Jerzy Dzikab; Tomasz Suleja; Grzegorz Niedzacutewiedzkib
aInstytut Paleobiologii PAN, Warszawa, Poland
bInstytut Zoologii Uniwersytetu Warszawskiego, Warszawa, Poland
Abstract
Organic tissue of a recently found second specimen of feather-like Praeornis from the Karabastau Formation of the Great Karatau Range in southern Kazakstan, has a stable carbon isotope composition indicative of its animal affinity. Three-dimensional preservation of its robust carbonised shaft indicates original high contents of sclerotic organic matter, which makes the originally proposed interpretation of Praeornis as a keratinous integumental structure likely. The new specimen is similar to the holotype of Praeornis in the presence of three 'vanes' on a massive shaft not decreasing in width up to near its tip. Unlike it, the vanes are not subdivided into barbs and the pennate structure is expressed only in the distribution of organic-matter-rich rays.
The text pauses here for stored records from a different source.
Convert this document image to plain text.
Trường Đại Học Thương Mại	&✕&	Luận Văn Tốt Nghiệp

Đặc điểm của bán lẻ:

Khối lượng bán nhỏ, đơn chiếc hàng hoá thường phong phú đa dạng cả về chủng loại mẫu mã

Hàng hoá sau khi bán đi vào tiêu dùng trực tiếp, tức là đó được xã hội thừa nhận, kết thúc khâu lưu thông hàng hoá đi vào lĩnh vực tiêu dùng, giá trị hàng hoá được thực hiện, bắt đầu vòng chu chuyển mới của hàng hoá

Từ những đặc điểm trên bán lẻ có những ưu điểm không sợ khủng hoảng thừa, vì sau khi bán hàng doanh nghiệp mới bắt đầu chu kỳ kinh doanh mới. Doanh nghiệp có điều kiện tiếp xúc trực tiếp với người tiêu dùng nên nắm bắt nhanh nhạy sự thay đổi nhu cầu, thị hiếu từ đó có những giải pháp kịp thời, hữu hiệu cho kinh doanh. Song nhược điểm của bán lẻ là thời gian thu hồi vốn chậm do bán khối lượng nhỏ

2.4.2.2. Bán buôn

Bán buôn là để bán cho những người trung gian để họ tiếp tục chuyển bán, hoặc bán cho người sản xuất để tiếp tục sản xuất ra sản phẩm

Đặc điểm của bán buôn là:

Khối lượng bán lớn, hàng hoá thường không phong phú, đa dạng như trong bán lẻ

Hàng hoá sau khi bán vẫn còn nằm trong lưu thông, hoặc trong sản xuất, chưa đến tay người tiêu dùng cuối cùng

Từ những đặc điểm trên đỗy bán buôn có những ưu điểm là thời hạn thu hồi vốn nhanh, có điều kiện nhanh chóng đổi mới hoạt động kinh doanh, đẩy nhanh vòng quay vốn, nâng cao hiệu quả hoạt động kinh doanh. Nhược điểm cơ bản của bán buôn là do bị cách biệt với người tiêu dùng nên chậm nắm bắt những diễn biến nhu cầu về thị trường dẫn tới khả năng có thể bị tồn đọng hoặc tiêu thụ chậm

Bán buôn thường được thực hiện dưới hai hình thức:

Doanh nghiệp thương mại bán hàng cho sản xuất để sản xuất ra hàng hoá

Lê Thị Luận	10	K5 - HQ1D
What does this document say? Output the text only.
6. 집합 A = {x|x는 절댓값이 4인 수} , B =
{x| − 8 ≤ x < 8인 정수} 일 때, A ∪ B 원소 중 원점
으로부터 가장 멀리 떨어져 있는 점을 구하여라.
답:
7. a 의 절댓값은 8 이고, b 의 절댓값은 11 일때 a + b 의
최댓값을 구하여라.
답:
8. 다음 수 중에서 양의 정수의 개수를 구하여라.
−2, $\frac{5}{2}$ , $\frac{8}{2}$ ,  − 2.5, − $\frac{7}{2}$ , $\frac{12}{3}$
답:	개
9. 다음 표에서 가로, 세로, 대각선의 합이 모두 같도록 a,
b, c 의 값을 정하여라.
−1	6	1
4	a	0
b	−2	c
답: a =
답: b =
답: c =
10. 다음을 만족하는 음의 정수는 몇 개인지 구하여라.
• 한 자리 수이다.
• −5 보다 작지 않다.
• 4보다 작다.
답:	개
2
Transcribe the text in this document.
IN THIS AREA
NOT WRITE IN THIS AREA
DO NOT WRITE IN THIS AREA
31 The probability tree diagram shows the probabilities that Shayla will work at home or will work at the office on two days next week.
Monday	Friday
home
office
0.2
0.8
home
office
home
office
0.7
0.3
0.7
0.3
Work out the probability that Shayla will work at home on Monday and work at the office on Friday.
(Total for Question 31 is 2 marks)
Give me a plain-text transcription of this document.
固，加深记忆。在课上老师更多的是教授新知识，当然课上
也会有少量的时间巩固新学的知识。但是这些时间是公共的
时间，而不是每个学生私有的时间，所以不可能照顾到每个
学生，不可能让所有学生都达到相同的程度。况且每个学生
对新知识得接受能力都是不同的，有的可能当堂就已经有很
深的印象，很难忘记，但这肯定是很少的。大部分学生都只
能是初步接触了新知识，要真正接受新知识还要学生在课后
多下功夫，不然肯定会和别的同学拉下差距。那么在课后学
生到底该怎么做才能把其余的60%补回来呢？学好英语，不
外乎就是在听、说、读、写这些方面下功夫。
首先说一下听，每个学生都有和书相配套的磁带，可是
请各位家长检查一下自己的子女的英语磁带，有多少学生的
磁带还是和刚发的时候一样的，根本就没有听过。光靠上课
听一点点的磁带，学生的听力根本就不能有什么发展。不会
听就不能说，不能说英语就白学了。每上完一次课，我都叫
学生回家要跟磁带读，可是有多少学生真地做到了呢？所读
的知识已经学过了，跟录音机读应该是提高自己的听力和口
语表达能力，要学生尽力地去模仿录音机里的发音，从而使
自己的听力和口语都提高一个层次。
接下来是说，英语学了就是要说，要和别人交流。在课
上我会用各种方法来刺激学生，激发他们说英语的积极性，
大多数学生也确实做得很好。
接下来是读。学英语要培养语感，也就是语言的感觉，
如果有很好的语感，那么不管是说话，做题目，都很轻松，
Similar continuous blades border the 'barbs' in the holotype, but the organic matter was removed from them by weathering. It is proposed that the three-vaned structure is a remnant of the ancestral location of scales along the dorsum and their original function in sexual display, similar to that proposed for the Late Triassic probable megalancosaurid Longisquama. Perhaps subsequent rotation around the shaft, in the course of evolution from an ancestral status similar to Praeornis towards the present aerodynamic and protective function of feathers, resulted in the tubular appearance of their buds.